There is a variety of what are compositely called “exit fees” that will apply when leaving the village.
These fees are uniquely applicable to retirement village contracts. They are not found in more “normal” contracts for the purchase and sale of residential homes, and as such often catch people by surprise.
For the most part the fees are non-intuitive – they don’t seem to make a lot of sense. For example, in almost all retirement village contracts there will be what is usually called a deferred management fee. This fee is usually expressed to be a fixed percentage per annum of occupation. The deferred management fee might be, for instance, 3% per annum for a maximum of 10 years. Using this example, if you were in occupancy for 10 years you would have 30% deducted from your initial ingoing purchase price.
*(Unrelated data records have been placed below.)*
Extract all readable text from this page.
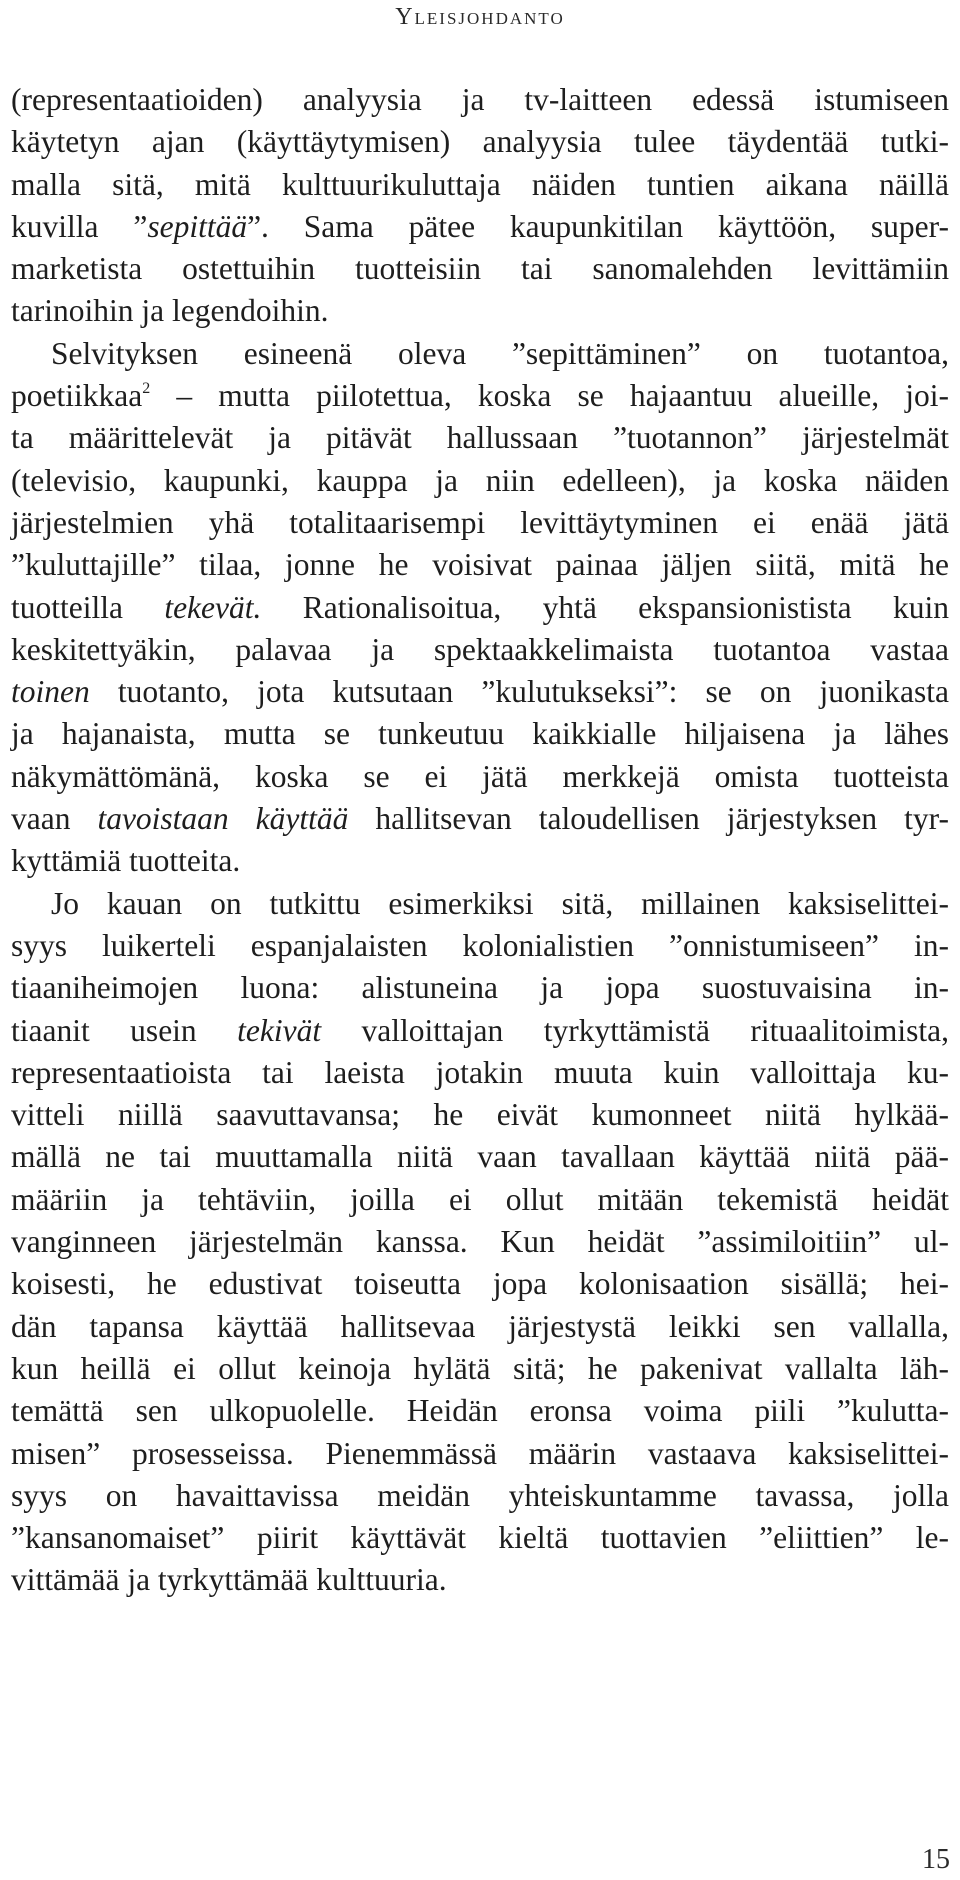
Yleisjohdanto
(representaatioiden) analyysia ja tv-laitteen edessä istumiseen
käytetyn ajan (käyttäytymisen) analyysia tulee täydentää tutki-
malla sitä, mitä kulttuurikuluttaja näiden tuntien aikana näillä
kuvilla ”sepittää”. Sama pätee kaupunkitilan käyttöön, super-
marketista ostettuihin tuotteisiin tai sanomalehden levittämiin
tarinoihin ja legendoihin.
Selvityksen esineenä oleva ”sepittäminen” on tuotantoa,
poetiikkaa$^2$ – mutta piilotettua, koska se hajaantuu alueille, joi-
ta määrittelevät ja pitävät hallussaan ”tuotannon” järjestelmät
(televisio, kaupunki, kauppa ja niin edelleen), ja koska näiden
järjestelmien yhä totalitaarisempi levittäytyminen ei enää jätä
”kuluttajille” tilaa, jonne he voisivat painaa jäljen siitä, mitä he
tuotteilla tekevät. Rationalisoitua, yhtä ekspansionistista kuin
keskitettyäkin, palavaa ja spektaakkelimaista tuotantoa vastaa
toinen tuotanto, jota kutsutaan ”kulutukseksi”: se on juonikasta
ja hajanaista, mutta se tunkeutuu kaikkialle hiljaisena ja lähes
näkymättömänä, koska se ei jätä merkkejä omista tuotteista
vaan tavoistaan käyttää hallitsevan taloudellisen järjestyksen tyr-
kyttämiä tuotteita.
Jo kauan on tutkittu esimerkiksi sitä, millainen kaksiselittei-
syys luikerteli espanjalaisten kolonialistien ”onnistumiseen” in-
tiaaniheimojen luona: alistuneina ja jopa suostuvaisina in-
tiaanit usein tekivät valloittajan tyrkyttämistä rituaalitoimista,
representaatioista tai laeista jotakin muuta kuin valloittaja ku-
vitteli niillä saavuttavansa; he eivät kumonneet niitä hylkää-
mällä ne tai muuttamalla niitä vaan tavallaan käyttää niitä pää-
määriin ja tehtäviin, joilla ei ollut mitään tekemistä heidät
vanginneen järjestelmän kanssa. Kun heidät ”assimiloitiin” ul-
koisesti, he edustivat toiseutta jopa kolonisaation sisällä; hei-
dän tapansa käyttää hallitsevaa järjestystä leikki sen vallalla,
kun heillä ei ollut keinoja hylätä sitä; he pakenivat vallalta läh-
temättä sen ulkopuolelle. Heidän eronsa voima piili ”kulutta-
misen” prosesseissa. Pienemmässä määrin vastaava kaksiselittei-
syys on havaittavissa meidän yhteiskuntamme tavassa, jolla
”kansanomaiset” piirit käyttävät kieltä tuottavien ”eliittien” le-
vittämää ja tyrkyttämää kulttuuria.
15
One would be forgiven for questioning the fairness, or sense, of this, given that there are also weekly or monthly service fees to be paid during the entire period of the occupation.
There can be a variety of other exit fees. One sees contracts with up to five separate categories of exit fee. One of the other common exit fees is the refurbishment costs.
Most of these fees can be calculated precisely at the time of signing the occupancy contracts. It is this firm’s practice to provide potential purchasers with a spreadsheet showing, as far as possible, what will be involved in terms of exit fees when the purchaser leaves the village. This often causes some significant surprises. But it is best to be forewarned.
A person entering a retirement village should have in mind that they could lose up to 30% or more of their initial ingoing purchase price in exit fees.
It is all there in the contractual documentation, often buried in fine print, and often very difficult to decipher even for solicitors.
It is best at the very start to know what it is going to cost to get out.